In the 1970s, PSIM could not do much at the main domestic competition, but they scored the only goal against a semi-professional club from Australia who was on a tour in Indonesia. PSIM participated in Diklat Salatiga and lost the match 1–5. Another achievement was when they defeated the Indonesia national team which was managed by Yanek Marota from Poland in a friendly match at the Kridosono Stadium. The final result was 1–0.

Since the Indonesian league started in 1994, PSIM's achievements have experienced ups and downs marked by the ups and downs. PSIM was relegated in the 1994–95 Liga Indonesia Premier Division and promoted two years later. After competing for three seasons in the premier division, PSIM again had to be relegated in the 1999–2000 Liga Indonesia Premier Division.
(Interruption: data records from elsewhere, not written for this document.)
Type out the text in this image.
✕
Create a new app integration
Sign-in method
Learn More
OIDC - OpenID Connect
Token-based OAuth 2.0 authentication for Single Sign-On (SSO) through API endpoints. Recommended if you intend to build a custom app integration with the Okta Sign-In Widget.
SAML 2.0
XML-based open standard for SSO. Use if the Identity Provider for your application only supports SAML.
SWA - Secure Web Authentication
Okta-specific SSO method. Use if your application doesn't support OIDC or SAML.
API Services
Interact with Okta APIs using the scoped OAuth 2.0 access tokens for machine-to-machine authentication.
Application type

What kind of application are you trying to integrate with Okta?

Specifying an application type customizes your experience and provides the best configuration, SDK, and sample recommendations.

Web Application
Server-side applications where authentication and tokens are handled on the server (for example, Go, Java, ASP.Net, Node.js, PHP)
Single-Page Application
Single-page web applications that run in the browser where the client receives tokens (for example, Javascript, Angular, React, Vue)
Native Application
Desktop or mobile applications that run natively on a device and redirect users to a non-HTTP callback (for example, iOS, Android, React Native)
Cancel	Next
Three years later, in Division 1 Liga Indonesia 2003, PSIM began to rise again and had a target for promotion with a well-prepared team. In the preliminary round PSIM beat the favorite team Persebaya twice in away matches with a landslide score of 3–1 and 3–0, and won group C. However, PSIM failed to continue its dominance in the last 8 round. They had to settle for 4th place, and participated in the playoffs. Played in Solo, PSIM was unable to compete with Persela Lamongan.

in 2005, they qualified for the 2006 Liga Indonesia Premier Division after beating Persiwa Wamena at the Jalak Harupat Stadium with a score of 2–1.

Liana Tasno was appointed to succeed Bima Sinung as the club's director in August 2023. She was the first woman who took on this role.

On 17 February 2025, PSIM secured a promotion to Liga 1 for next season after defeating PSPS Pekanbaru 2-1 in final matchweek of Group X at Mandala Krida Stadium and ended 18 years stay in the second division. 9 days later on 26 February 2025, PSIM became the champions of Liga 2 after defeating Bhayangkara Presisi Indonesia 2-1 with two goals from Rafinha and Roken Tampubolon and secured their second title in second tier since 2005.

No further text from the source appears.